Quelle tarte et où la manger ? A chacun de décider.

La renommée du petit village de Tancrémont a largement dépassé le territoire provincial. Ce qui y fait aujourd’hui courir les foules, c’est sa célèbre tarte. Alors quand un commerce veut en vendre au centre de Liège, forcément, ça suscite de nombreux commentaires, notamment suite à un article publié sur les réseaux sociaux de la RTBF. Des commentaires, notamment pour savoir s’il s’agit bien d’une vraie tarte de Tancrémont et qui est son producteur.

Il faut d’abord savoir que si Tancrémont est connu depuis la fin du XIXe siècle, eh bien ce n’est pas pour sa tarte. C’est pour un lieu de pèlerinage local : sa chapelle du Vieux Bon Dieu. A l’époque, vu l’affluence, les habitants du village en ont profité pour proposer des tartes confectionnées avec les fruits de leurs vergers et le lait de leurs vaches. Elles étaient bonnes donc les six bonnes adresses de l’époque se sont vite répandues. Aujourd’hui, il ne reste plus que deux établissements : le Vieux Tancrémont, et le Péché mignon.

Et ce sont les tartes de ce dernier qui sont désormais aussi vendues à Liège. Il a bien fallu choisir et quand il y a choix, il y a un heureux et un malheureux.
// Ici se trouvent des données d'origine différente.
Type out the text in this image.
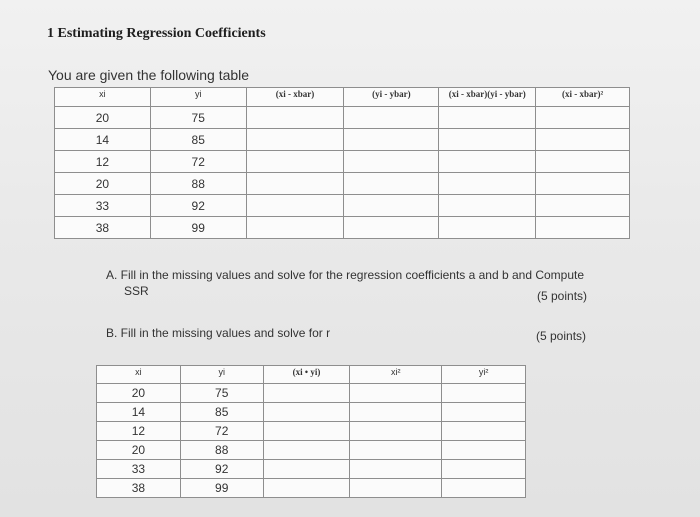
1 Estimating Regression Coefficients
You are given the following table
xi	yi	(xi - xbar)	(yi - ybar)	(xi - xbar)(yi - ybar)	(xi - xbar)²
20	75				
14	85				
12	72				
20	88				
33	92				
38	99				
A. Fill in the missing values and solve for the regression coefficients a and b and Compute
SSR	(5 points)
B. Fill in the missing values and solve for r	(5 points)
xi	yi	(xi • yi)	xi²	yi²
20	75			
14	85			
12	72			
20	88			
33	92			
38	99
Alors d’un côté, on dit que la vraie tarte de Tancrémont, elle ne se trouve qu’à Tancrémont. De l’autre, on se dit pourquoi ne pas en proposer ailleurs. La tarte de Tancrémont, ce n’est pas une appellation protégée. Dans les deux établissements, qui existent depuis plusieurs dizaines d’années et vendent plusieurs centaines de tartes par an, le processus de fabrication n’est pas fondamentalement différent. C’est avant tout par l’aspect que les tartes se différencient. Quant au format, il est identique : une tarte d’une trentaine de centimètres de diamètre vendue entière, en demi, en quart ou en huitième. Certains préféreront les unes, d’autres les autres. Certains sur les réseaux sociaux sont soulagés de ne pas devoir faire plusieurs dizaines de kilomètres pour en trouver ; d’autres se réjouissent de les faire pour déguster la tarte dans un cadre plus agréable qu’un cœur de ville. Tout est donc une affaire de goût. Quant aux deux patrons d’établissement, ils le reconnaissent : il n’y a pas vraiment lieu de polémiquer.